6. In the case before us, several of the circumstances mentioned in this paragraph are present. The Court below was therefore right in allowing interest to the plaintiff. The second point raised by learned Counsel for the appellant with regard to interest is that the rate, namely 12 per cent. per annum, is excessive. The majority of the items involved in the claim however were on account of realizations made from the tenants of the plaintiff's zamindari. If these sums had not been paid by the tenants and had fallen into arrears, the plaintiff would under the revenue law have been entitled to interest at the rate of 12 per cent. per annum. We are therefore not prepared to accept the argument of the learned Counsel with regard to the rate of interest in respect of such items. But there are two items, namely items 1 and 2, which are on account of bricks and lime and the construction of some building. We have come to the conclusion that the interest on the two sums of money found due under these two heads should be reduced to 6 per cent. per annum. The total interest allowed by the Court below on these two items is Rs. 3946-5-0. Calculating the interest at the rate of 6 per cent. per annum, the interest allowable to the plaintiff will come to Rs. 1973-2-6 only. Thus the amount decreed by the Court below on account of interest should be reduced by Rs. 1973-2-6.

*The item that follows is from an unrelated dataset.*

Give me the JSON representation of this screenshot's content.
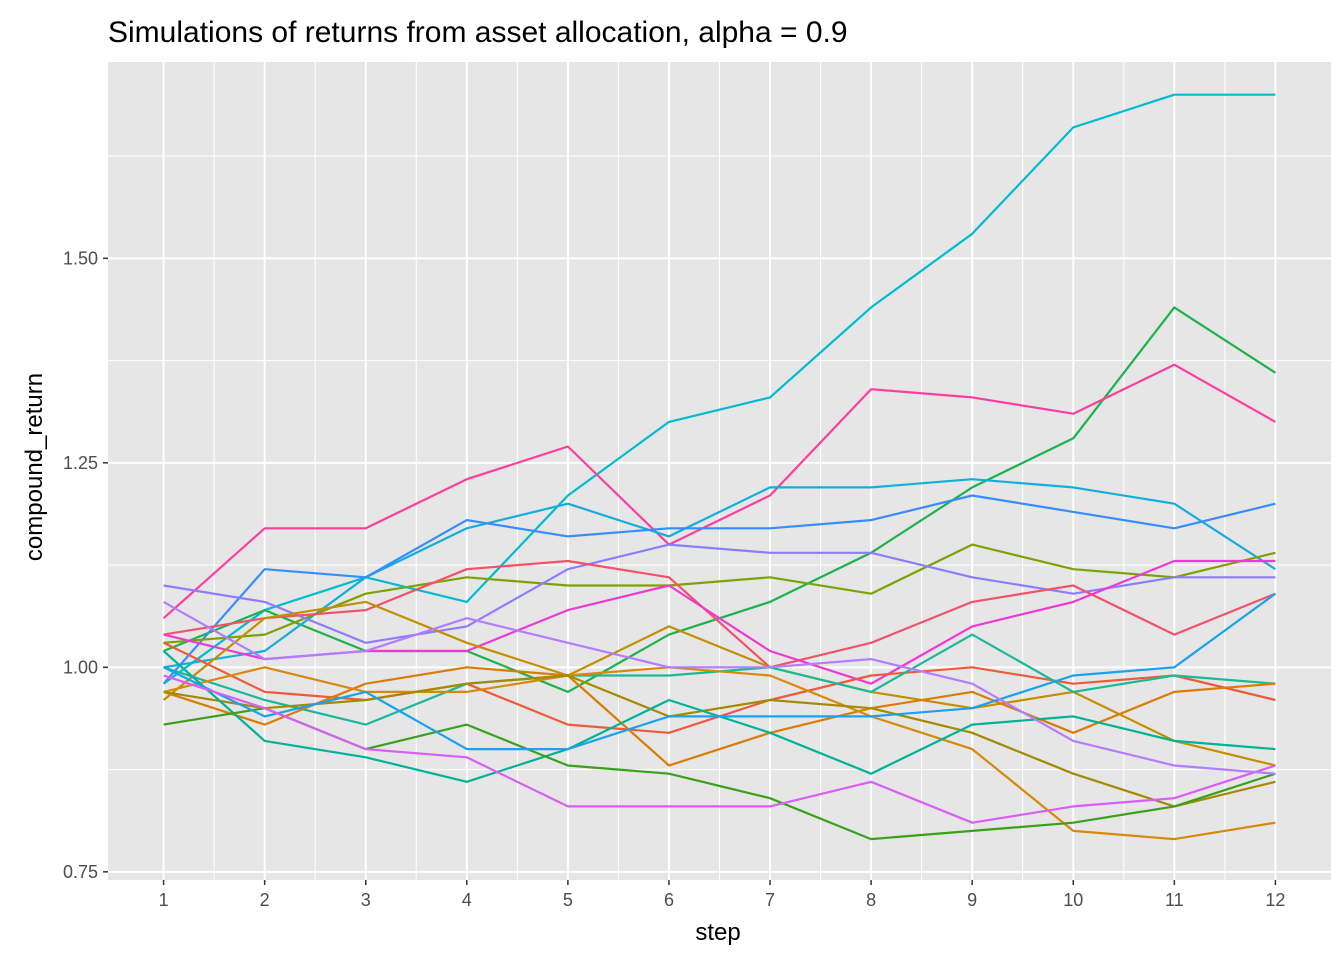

7. The result is that we allow First Appeal No. 530 of 1933 in part and in modification of the decree of the Court below grant to the plaintiff a decree for Rs. 22,489-14-9. Future interest on this amount from the date of the decree of the Court below, namely 31st August 1933, shall, as directed by the Court below, be allowed to the plaintiff at the rate of 6 per cent. per annum. Parties shall pay and receive costs through-out in proportion to success and failure. First Appeal No. 455 of 1933 is dismissed with costs.